Au début du XVIIIe siècle, dans l'espace qu'on appelle déjà « Suisse romande », une culture littéraire spécifique commence à se développer. Le temps des Lumières verra s'amplifier et se consolider ce mouvement qui nous a légué un patrimoine imprimé et manuscrit d'une très grande richesse.
Ces productions qui résultent de conditionnements particuliers - géophysiques, politiques, confessionnels, anthropologiques, rhétoriques, épistémologiques, moraux - sont généralement éclipsées par les chefs-d'oeuvre de Rousseau, d'Isabelle de Charrière ou de Germaine de Staël ; mais leur étude s'avère profitable, car elle permet de mettre au jour la constitution de cette culture littéraire qui, propre à une contrée à la fois très dépendante et très éloignée de la métropole française, finira par se cristalliser dans une forme de conscience nationale.

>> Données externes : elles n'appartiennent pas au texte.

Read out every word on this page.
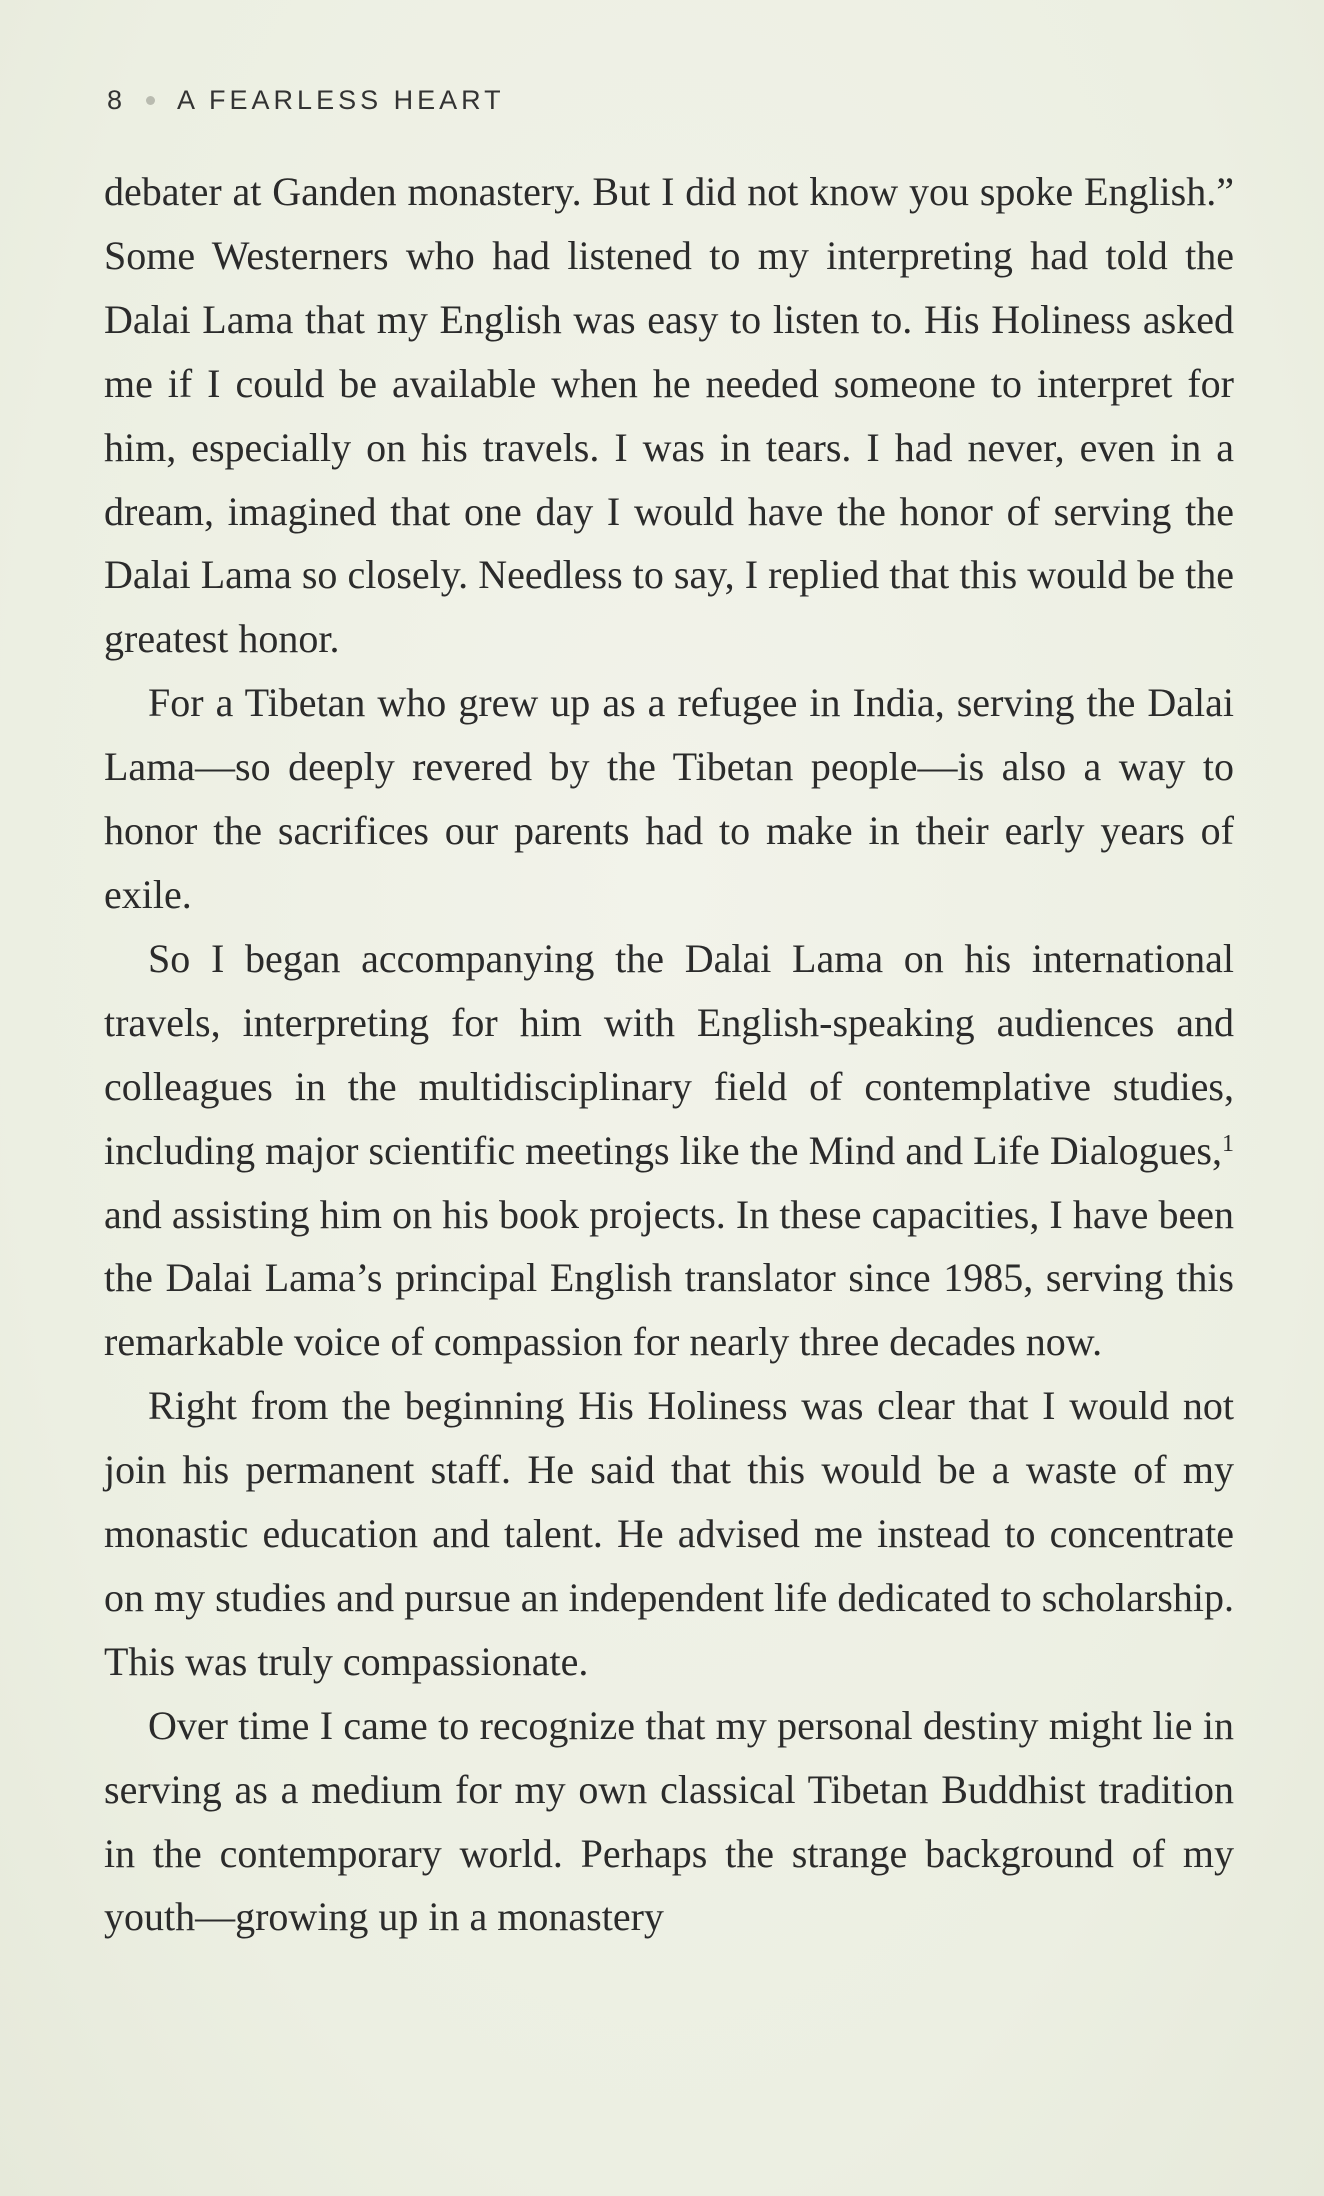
8 A FEARLESS HEART

debater at Ganden monastery. But I did not know you spoke English.” Some Westerners who had listened to my interpreting had told the Dalai Lama that my English was easy to listen to. His Holiness asked me if I could be available when he needed someone to interpret for him, especially on his travels. I was in tears. I had never, even in a dream, imagined that one day I would have the honor of serving the Dalai Lama so closely. Needless to say, I replied that this would be the greatest honor.

For a Tibetan who grew up as a refugee in India, serving the Dalai Lama—so deeply revered by the Tibetan people—is also a way to honor the sacrifices our parents had to make in their early years of exile.

So I began accompanying the Dalai Lama on his international travels, interpreting for him with English-speaking audiences and colleagues in the multidisciplinary field of contemplative studies, including major scientific meetings like the Mind and Life Dialogues,$^1$ and assisting him on his book projects. In these capacities, I have been the Dalai Lama’s principal English translator since 1985, serving this remarkable voice of compassion for nearly three decades now.

Right from the beginning His Holiness was clear that I would not join his permanent staff. He said that this would be a waste of my monastic education and talent. He advised me instead to concentrate on my studies and pursue an independent life dedicated to scholarship. This was truly compassionate.

Over time I came to recognize that my personal destiny might lie in serving as a medium for my own classical Tibetan Buddhist tradition in the contemporary world. Perhaps the strange background of my youth—growing up in a monastery
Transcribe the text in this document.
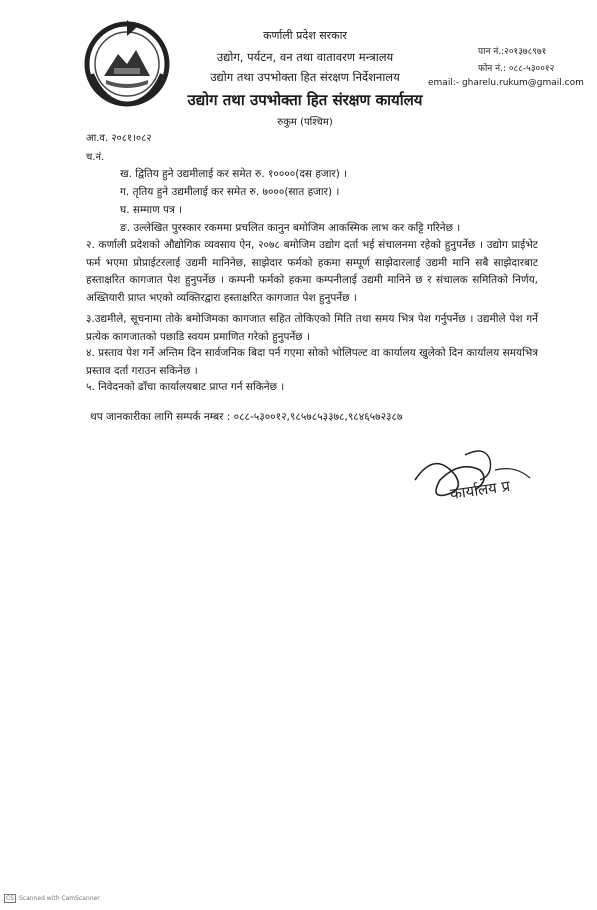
कर्णाली प्रदेश सरकार
उद्योग, पर्यटन, वन तथा वातावरण मन्त्रालय
उद्योग तथा उपभोक्ता हित संरक्षण निर्देशनालय
उद्योग तथा उपभोक्ता हित संरक्षण कार्यालय
रुकुम (पश्चिम)
पान नं.:२०१३७८९७१
फोन नं.: ०८८-५३००१२
email:- gharelu.rukum@gmail.com
आ.व. २०८१।०८२
च.नं.
ख. द्वितिय हुने उद्यमीलाई कर समेत रु. १००००(दस हजार) ।
ग. तृतिय हुने उद्यमीलाई कर समेत रु. ७०००(सात हजार) ।
घ. सम्माण पत्र ।
ङ. उल्लेखित पुरस्कार रकममा प्रचलित कानुन बमोजिम आकस्मिक लाभ कर कट्टि गरिनेछ ।
२. कर्णाली प्रदेशको औद्योगिक व्यवसाय ऐन, २०७८ बमोजिम उद्योग दर्ता भई संचालनमा रहेको हुनुपर्नेछ । उद्योग प्राईभेट फर्म भएमा प्रोप्राईटरलाई उद्यमी मानिनेछ, साझेदार फर्मको हकमा सम्पूर्ण साझेदारलाई उद्यमी मानि सबै साझेदारबाट हस्ताक्षरित कागजात पेश हुनुपर्नेछ । कम्पनी फर्मको हकमा कम्पनीलाई उद्यमी मानिने छ र संचालक समितिको निर्णय, अख्तियारी प्राप्त भएको व्यक्तिरद्वारा हस्ताक्षरित कागजात पेश हुनुपर्नेछ ।
३.उद्यमीले, सूचनामा तोके बमोजिमका कागजात सहित तोकिएको मिति तथा समय भित्र पेश गर्नुपर्नेछ । उद्यमीले पेश गर्ने प्रत्येक कागजातको पछाडि स्वयम प्रमाणित गरेको हुनुपर्नेछ ।
४. प्रस्ताव पेश गर्ने अन्तिम दिन सार्वजनिक बिदा पर्न गएमा सोको भोलिपल्ट वा कार्यालय खुलेको दिन कार्यालय समयभित्र प्रस्ताव दर्ता गराउन सकिनेछ ।
५. निवेदनको ढाँचा कार्यालयबाट प्राप्त गर्न सकिनेछ ।
थप जानकारीका लागि सम्पर्क नम्बर : ०८८-५३००१२,९८५७८५३३७८,९८४६५७२३८७
कार्यालय प्र
CS Scanned with CamScanner
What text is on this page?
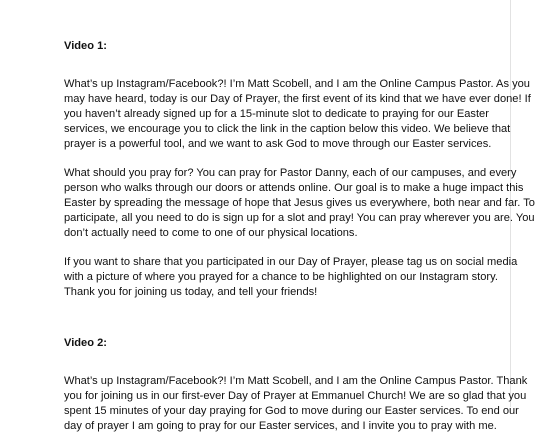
Video 1:

What’s up Instagram/Facebook?! I’m Matt Scobell, and I am the Online Campus Pastor. As you

may have heard, today is our Day of Prayer, the first event of its kind that we have ever done! If

you haven’t already signed up for a 15-minute slot to dedicate to praying for our Easter

services, we encourage you to click the link in the caption below this video. We believe that

prayer is a powerful tool, and we want to ask God to move through our Easter services.

What should you pray for? You can pray for Pastor Danny, each of our campuses, and every

person who walks through our doors or attends online. Our goal is to make a huge impact this

Easter by spreading the message of hope that Jesus gives us everywhere, both near and far. To

participate, all you need to do is sign up for a slot and pray! You can pray wherever you are. You

don’t actually need to come to one of our physical locations.

If you want to share that you participated in our Day of Prayer, please tag us on social media

with a picture of where you prayed for a chance to be highlighted on our Instagram story.

Thank you for joining us today, and tell your friends!

Video 2:

What’s up Instagram/Facebook?! I’m Matt Scobell, and I am the Online Campus Pastor. Thank

you for joining us in our first-ever Day of Prayer at Emmanuel Church! We are so glad that you

spent 15 minutes of your day praying for God to move during our Easter services. To end our

day of prayer I am going to pray for our Easter services, and I invite you to pray with me.
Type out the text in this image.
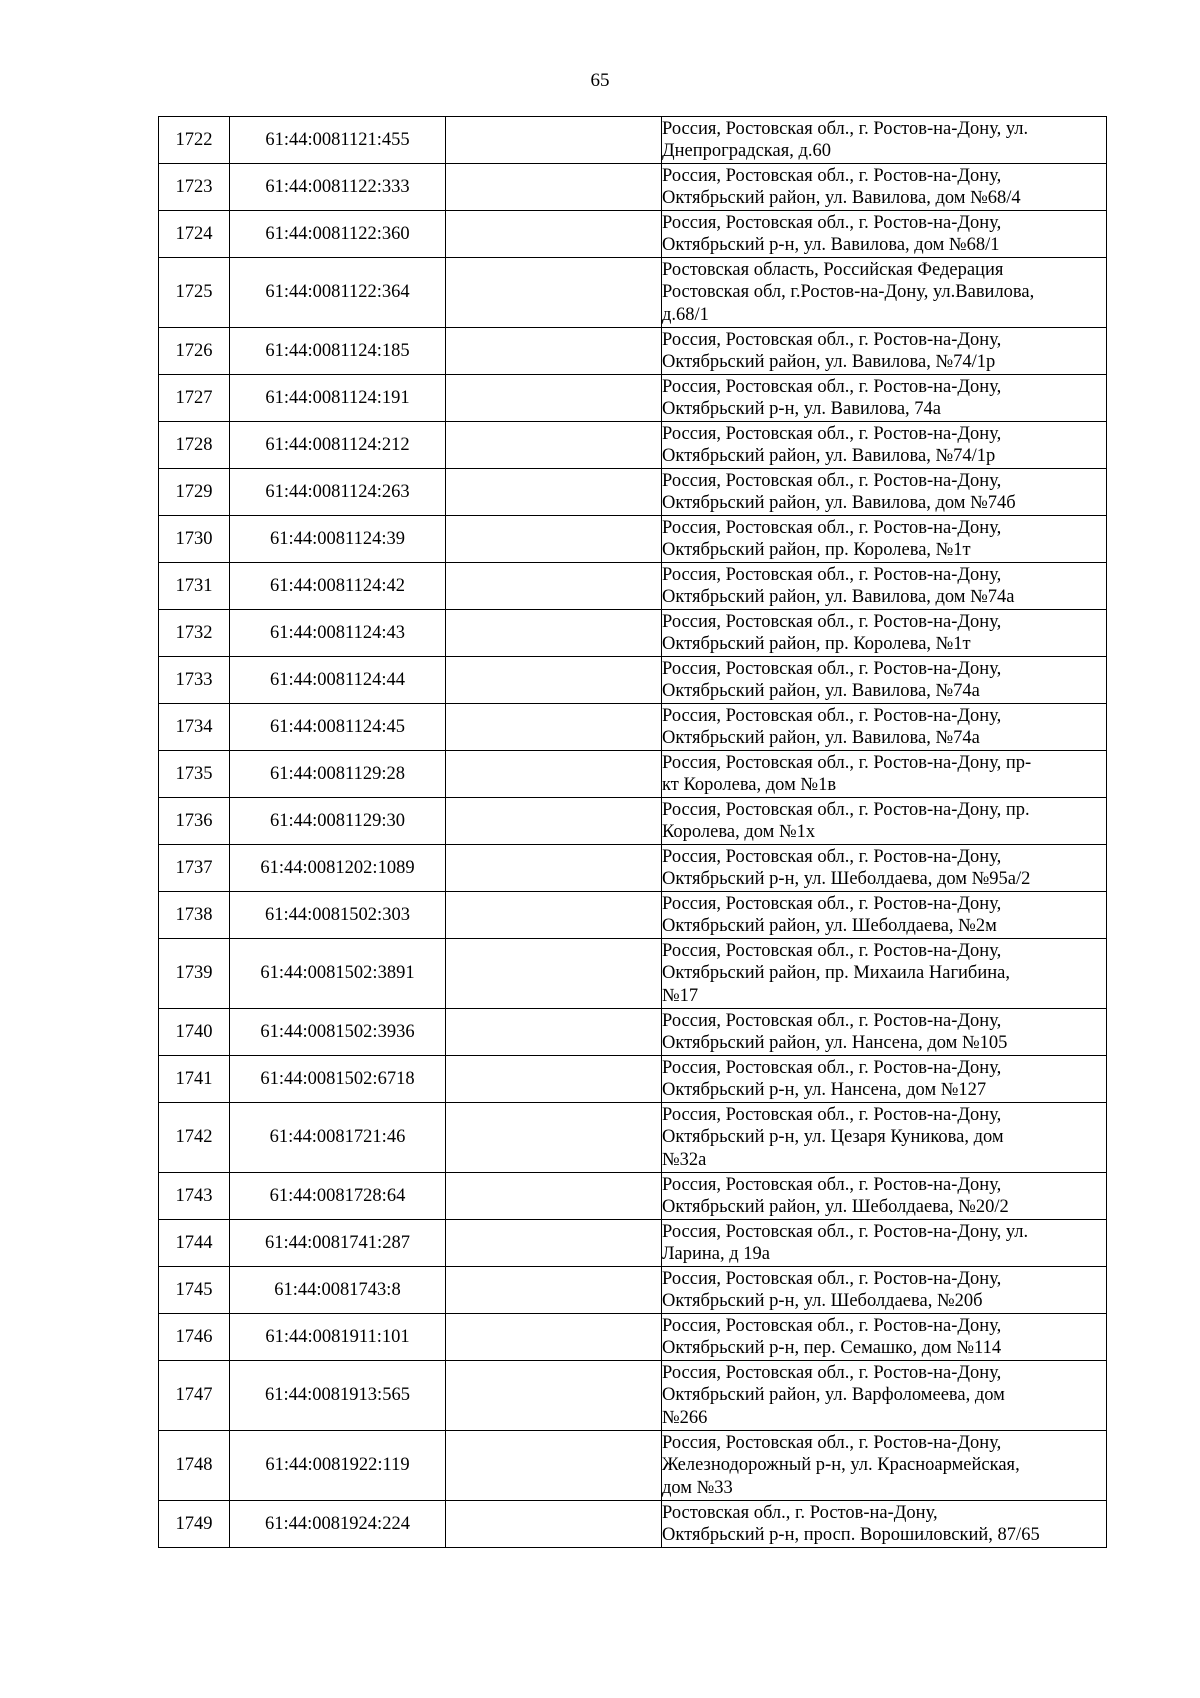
65
1722	61:44:0081121:455		Россия, Ростовская обл., г. Ростов-на-Дону, ул.
Днепроградская, д.60

1723	61:44:0081122:333		Россия, Ростовская обл., г. Ростов-на-Дону,
Октябрьский район, ул. Вавилова, дом №68/4

1724	61:44:0081122:360		Россия, Ростовская обл., г. Ростов-на-Дону,
Октябрьский р-н, ул. Вавилова, дом №68/1

1725	61:44:0081122:364		Ростовская область, Российская Федерация
Ростовская обл, г.Ростов-на-Дону, ул.Вавилова,
д.68/1

1726	61:44:0081124:185		Россия, Ростовская обл., г. Ростов-на-Дону,
Октябрьский район, ул. Вавилова, №74/1р

1727	61:44:0081124:191		Россия, Ростовская обл., г. Ростов-на-Дону,
Октябрьский р-н, ул. Вавилова, 74а

1728	61:44:0081124:212		Россия, Ростовская обл., г. Ростов-на-Дону,
Октябрьский район, ул. Вавилова, №74/1р

1729	61:44:0081124:263		Россия, Ростовская обл., г. Ростов-на-Дону,
Октябрьский район, ул. Вавилова, дом №74б

1730	61:44:0081124:39		Россия, Ростовская обл., г. Ростов-на-Дону,
Октябрьский район, пр. Королева, №1т

1731	61:44:0081124:42		Россия, Ростовская обл., г. Ростов-на-Дону,
Октябрьский район, ул. Вавилова, дом №74а

1732	61:44:0081124:43		Россия, Ростовская обл., г. Ростов-на-Дону,
Октябрьский район, пр. Королева, №1т

1733	61:44:0081124:44		Россия, Ростовская обл., г. Ростов-на-Дону,
Октябрьский район, ул. Вавилова, №74а

1734	61:44:0081124:45		Россия, Ростовская обл., г. Ростов-на-Дону,
Октябрьский район, ул. Вавилова, №74а

1735	61:44:0081129:28		Россия, Ростовская обл., г. Ростов-на-Дону, пр-
кт Королева, дом №1в

1736	61:44:0081129:30		Россия, Ростовская обл., г. Ростов-на-Дону, пр.
Королева, дом №1х

1737	61:44:0081202:1089		Россия, Ростовская обл., г. Ростов-на-Дону,
Октябрьский р-н, ул. Шеболдаева, дом №95а/2

1738	61:44:0081502:303		Россия, Ростовская обл., г. Ростов-на-Дону,
Октябрьский район, ул. Шеболдаева, №2м

1739	61:44:0081502:3891		Россия, Ростовская обл., г. Ростов-на-Дону,
Октябрьский район, пр. Михаила Нагибина,
№17

1740	61:44:0081502:3936		Россия, Ростовская обл., г. Ростов-на-Дону,
Октябрьский район, ул. Нансена, дом №105

1741	61:44:0081502:6718		Россия, Ростовская обл., г. Ростов-на-Дону,
Октябрьский р-н, ул. Нансена, дом №127

1742	61:44:0081721:46		Россия, Ростовская обл., г. Ростов-на-Дону,
Октябрьский р-н, ул. Цезаря Куникова, дом
№32а

1743	61:44:0081728:64		Россия, Ростовская обл., г. Ростов-на-Дону,
Октябрьский район, ул. Шеболдаева, №20/2

1744	61:44:0081741:287		Россия, Ростовская обл., г. Ростов-на-Дону, ул.
Ларина, д 19а

1745	61:44:0081743:8		Россия, Ростовская обл., г. Ростов-на-Дону,
Октябрьский р-н, ул. Шеболдаева, №20б

1746	61:44:0081911:101		Россия, Ростовская обл., г. Ростов-на-Дону,
Октябрьский р-н, пер. Семашко, дом №114

1747	61:44:0081913:565		Россия, Ростовская обл., г. Ростов-на-Дону,
Октябрьский район, ул. Варфоломеева, дом
№266

1748	61:44:0081922:119		Россия, Ростовская обл., г. Ростов-на-Дону,
Железнодорожный р-н, ул. Красноармейская,
дом №33

1749	61:44:0081924:224		Ростовская обл., г. Ростов-на-Дону,
Октябрьский р-н, просп. Ворошиловский, 87/65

Plutôt que de célébrer les propriétés de cette culture, ce livre propose de remonter aux sources de notre imaginaire en examinant la formation d'une mythologie qui continue de nourrir, par les images, les figures et les croyances qu'elle a fixées, un sentiment de singularité helvétique dont on mesure encore de nos jours, pour le meilleur et pour le pire, le pouvoir de séduction.